Indeed, the omino became more than a mere logo — it became the very personality of the Bialetti brand. Even after Carosello stopped airing, the character remained right there on the side of the pot, and even after the company left the hands of the Bialetti family — Renato sold it in the late 1980s — it was never once erased.

Bialetti Moka Mini Express, single-serving
The single-serving Moka Mini Express — even when the size changes, the mustached man is always in his place (photo: Coyau, CC BY-SA 3.0, Wikimedia Commons)

The Last Story — Laid to Rest in a Moka Pot

The ending of this brand story is more dramatic than any novel. In February 2016, Renato Bialetti passed away at the age of 93. His three children chose, as their way of honoring their father, a one-of-a-kind funeral. They placed his ashes inside a giant Moka Express replica. And on the moka pot that became his urn, of course, the omino coi baffi was engraved on the side just the same.

In a small church in Montebuglio in northern Italy — the village where he was born — a priest swung incense over the moka-pot-shaped urn, and some 200 mourners watched the scene.
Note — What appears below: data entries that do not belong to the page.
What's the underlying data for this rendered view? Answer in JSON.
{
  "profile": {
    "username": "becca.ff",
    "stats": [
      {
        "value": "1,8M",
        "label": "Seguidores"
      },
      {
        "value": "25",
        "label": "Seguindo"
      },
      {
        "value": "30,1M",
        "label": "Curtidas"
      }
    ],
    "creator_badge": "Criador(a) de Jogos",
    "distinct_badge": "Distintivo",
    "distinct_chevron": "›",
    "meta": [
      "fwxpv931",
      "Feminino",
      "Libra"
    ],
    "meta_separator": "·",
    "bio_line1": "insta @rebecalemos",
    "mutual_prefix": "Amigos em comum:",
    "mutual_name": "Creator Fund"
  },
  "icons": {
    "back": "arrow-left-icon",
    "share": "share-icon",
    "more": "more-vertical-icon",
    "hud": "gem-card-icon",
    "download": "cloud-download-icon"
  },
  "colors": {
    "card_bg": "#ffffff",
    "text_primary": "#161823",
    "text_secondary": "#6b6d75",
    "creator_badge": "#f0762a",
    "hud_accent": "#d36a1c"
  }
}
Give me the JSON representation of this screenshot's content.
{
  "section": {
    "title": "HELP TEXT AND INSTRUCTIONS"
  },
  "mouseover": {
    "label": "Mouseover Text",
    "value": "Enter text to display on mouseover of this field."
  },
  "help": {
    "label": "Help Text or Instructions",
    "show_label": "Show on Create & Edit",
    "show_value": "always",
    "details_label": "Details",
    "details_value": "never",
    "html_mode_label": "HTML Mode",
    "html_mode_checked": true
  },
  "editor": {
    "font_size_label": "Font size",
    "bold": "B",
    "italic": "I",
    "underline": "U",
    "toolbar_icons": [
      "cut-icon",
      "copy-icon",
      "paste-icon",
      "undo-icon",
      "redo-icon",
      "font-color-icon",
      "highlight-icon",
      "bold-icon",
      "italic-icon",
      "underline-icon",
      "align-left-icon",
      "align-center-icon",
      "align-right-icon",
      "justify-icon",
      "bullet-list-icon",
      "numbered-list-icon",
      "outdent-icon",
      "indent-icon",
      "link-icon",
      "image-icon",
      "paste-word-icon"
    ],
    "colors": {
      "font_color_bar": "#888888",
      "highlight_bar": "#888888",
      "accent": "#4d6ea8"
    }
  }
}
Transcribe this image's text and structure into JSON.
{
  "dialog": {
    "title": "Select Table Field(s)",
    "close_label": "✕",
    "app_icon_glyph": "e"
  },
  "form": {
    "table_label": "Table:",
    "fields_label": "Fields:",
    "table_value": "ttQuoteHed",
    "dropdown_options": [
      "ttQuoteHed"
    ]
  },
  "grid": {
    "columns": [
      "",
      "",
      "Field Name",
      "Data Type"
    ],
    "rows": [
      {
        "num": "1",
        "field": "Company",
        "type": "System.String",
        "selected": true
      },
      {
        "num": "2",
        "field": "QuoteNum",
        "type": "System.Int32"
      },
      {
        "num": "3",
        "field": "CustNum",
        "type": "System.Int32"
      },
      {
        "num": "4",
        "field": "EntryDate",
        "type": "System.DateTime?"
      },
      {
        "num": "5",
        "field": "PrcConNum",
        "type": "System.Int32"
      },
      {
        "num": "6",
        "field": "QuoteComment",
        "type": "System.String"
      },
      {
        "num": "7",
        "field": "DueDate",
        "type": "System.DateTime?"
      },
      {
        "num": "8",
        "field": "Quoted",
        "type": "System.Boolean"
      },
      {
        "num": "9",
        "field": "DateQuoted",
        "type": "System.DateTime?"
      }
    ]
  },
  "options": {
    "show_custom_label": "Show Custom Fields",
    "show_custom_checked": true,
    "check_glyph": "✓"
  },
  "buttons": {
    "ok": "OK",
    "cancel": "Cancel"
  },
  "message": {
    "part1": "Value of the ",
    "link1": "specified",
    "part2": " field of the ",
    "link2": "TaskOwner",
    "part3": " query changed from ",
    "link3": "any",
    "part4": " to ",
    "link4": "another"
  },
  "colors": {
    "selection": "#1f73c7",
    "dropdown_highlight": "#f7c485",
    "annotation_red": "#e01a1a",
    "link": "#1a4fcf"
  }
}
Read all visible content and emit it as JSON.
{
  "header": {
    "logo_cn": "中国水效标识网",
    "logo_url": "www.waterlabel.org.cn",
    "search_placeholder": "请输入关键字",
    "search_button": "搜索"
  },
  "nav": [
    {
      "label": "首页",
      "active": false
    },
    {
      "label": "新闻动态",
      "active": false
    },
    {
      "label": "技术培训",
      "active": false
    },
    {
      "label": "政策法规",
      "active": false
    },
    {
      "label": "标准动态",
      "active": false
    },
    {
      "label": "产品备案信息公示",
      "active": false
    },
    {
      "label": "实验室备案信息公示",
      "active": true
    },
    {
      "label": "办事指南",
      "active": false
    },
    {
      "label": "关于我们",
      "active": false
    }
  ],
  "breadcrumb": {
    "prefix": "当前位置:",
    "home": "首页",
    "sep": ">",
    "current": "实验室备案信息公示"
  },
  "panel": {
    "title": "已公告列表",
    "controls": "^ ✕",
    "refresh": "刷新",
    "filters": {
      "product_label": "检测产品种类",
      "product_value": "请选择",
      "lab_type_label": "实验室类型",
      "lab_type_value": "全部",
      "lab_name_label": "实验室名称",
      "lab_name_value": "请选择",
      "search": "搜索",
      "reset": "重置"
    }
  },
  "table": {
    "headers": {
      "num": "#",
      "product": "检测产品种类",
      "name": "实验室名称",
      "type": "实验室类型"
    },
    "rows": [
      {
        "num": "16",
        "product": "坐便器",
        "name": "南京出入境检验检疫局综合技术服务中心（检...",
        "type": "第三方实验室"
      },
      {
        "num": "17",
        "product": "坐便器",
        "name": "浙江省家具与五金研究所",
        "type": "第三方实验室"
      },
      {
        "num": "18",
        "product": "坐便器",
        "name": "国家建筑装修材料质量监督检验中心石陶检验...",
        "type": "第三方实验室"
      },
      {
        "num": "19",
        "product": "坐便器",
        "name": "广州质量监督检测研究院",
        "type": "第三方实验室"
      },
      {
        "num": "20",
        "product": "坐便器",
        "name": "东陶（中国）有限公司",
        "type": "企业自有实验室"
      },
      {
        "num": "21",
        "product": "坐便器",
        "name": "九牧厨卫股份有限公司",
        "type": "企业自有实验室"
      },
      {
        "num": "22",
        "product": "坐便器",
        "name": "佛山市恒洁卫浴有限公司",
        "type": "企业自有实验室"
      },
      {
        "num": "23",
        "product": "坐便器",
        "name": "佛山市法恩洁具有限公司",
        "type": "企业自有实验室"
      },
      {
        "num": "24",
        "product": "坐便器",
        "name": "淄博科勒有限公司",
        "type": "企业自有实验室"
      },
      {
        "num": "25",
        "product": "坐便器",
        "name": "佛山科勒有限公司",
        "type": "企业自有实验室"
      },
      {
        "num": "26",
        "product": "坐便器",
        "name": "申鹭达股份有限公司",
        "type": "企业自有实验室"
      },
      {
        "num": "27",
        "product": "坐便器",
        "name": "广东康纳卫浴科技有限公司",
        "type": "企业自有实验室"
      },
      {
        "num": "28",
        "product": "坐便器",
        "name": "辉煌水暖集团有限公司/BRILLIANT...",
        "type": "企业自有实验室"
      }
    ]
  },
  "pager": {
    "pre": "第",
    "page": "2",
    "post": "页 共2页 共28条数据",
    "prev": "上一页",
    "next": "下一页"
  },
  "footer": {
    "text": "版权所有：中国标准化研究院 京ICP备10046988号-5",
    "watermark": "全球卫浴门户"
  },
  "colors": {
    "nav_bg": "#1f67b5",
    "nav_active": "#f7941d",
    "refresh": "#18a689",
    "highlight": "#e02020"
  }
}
The moka pot was then buried beside his wife in the family tomb in Omegna. A man who devoted his whole life to the moka pot came, quite literally, to his eternal rest inside one.

The Little Man With the Mustache

Now, when you look again at the mustached man on the side of the moka pot, he'll look a little different. He's the man who pushed his father's invention — born from an idea at a washing place 90 years ago — into the kitchens of 300 million homes worldwide, staking his own face on it. That raised-finger pose is still saying the same thing. "Un caffè!" — So, how about a cup of coffee?

All images in this post use public domain and CC-licensed materials from Wikimedia Commons, with the source and license noted in each caption. The text draws on the Italian Wikipedia (Omino coi baffi), 2016 reporting from CNN, ANSA, UPI and others, and archival material from The Art Post Blog and Zogia.